Fall back to the static mirrors
We maintain a static copy of most of the site, which gets used by the content delivery network (CDN) whenever origin (the application server) times out or serves an error response.
This process is handled by our CDN config and is entirely transparent to us and our users. It happens multiple times a day, for lots of different reasons.
This is why we refer to switching off Nginx on the origin cache machines as “falling back to the mirrors”.
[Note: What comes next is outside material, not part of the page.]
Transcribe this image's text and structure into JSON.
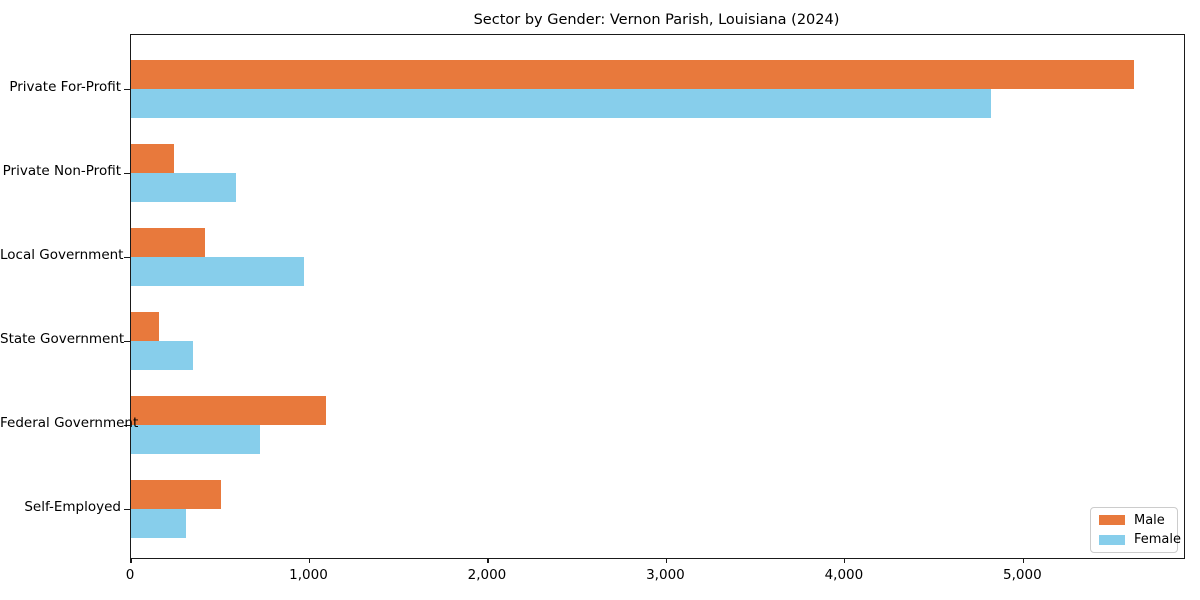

Mirror sites can be viewed and navigated at:
Amazon S3 bucket
govuk-<environment>-mirror, also replicated to
govuk-<environment>-mirror-replicaS3 bucket in another AWS region
Google GCS bucket
Access to the:
S3 buckets are restricted to Fastly, Office and Pingdom IP addresses for read-only Access and AWS authenticated users in AWS web console
Google GCS buckets are restricted by secret keys in govuk-secrets and GDS authenticated users in Google GCP web console
We currently support two types of mirror backends:
Amazon S3: the static mirror is hosted in a bucket and the content is retrieved via API
Google GCS: the static mirror is hosted in a bucket and the content is retrieved via API
Updates to the mirror
Every day at 20 00, the govuk_seed_crawler on the Mirrorer machine adds hundreds of thousands of GOV.UK URLs to a message queue. The govuk_crawler_worker on the Mirrorer machine consumes these URLs, saves them to disk and adds any new URLs found on those pages to the back of the queue.
Every hour, the static copy of the site is copied from the Mirrorer machine to the primary AWS S3 bucket
govuk-<environment>-mirror. This primary bucket is automatically replicated to another S3 bucket
govuk-<environment>-mirror-replica) in another region by AWS.
In addition, the primary AWS S3 bucket
govuk-<environment>-mirror is synced to the Google GCS bucket
of the same name daily at 12 00.
The crawler is entirely independent of the mirrors. Stopping the crawler means no new updates are made to the mirrors, but it will not stop the mirrors from working.
To inspect the contents of the mirror:
ssh <mirrorer_machine_name> cd /mnt/crawler_worker/www.gov.uk
<mirrorer_machine_name> can be obtained from the
govuk_node_list -c mirrorer command
on the jumpbox.
Forcing failover to the static mirrors
Because the CDN will retry every request against the mirrors automatically if origin is unavailable, all you need to do is stop Nginx on the cache machines with Fabric:
$ fab $environment class:cache incident.fail_to_mirror
to disable to fallback:
$ fab $environment class:cache incident.recover_origin
Emergency publishing using the static mirror
If you need to make changes to the site while origin is unavailable, you’ll have to modify content on the static mirrors. Bear in mind that because the mirror is static HTML, it’s hard to make broad changes to the site (like putting a banner on every page).
You’ll be notified by the escalation on-call contact that you need to edit the site.
If you’re at home, connect to the VPN
ssh the Mirrorer machine by running:
<mirrorer_machine_name>can be obtained from the
govuk_node_list -c mirrorercommand on the jumpbox.
disable puppet on the machine by running:
govuk_puppet --disable "stopping crawling to avoid mirror changes"
- stop the govuk_crawler_worker by running:
initctl stop govuk_crawler_worker
Modify the relevant file in the directory
Upload the file to the S3 mirror via AWS console or command line
If you’re notified that the edit you’ve made can be reverted, do that the same way.
Once origin becomes available again, somebody (maybe you) will have to ensure that origin has been updated to serve the change that you made.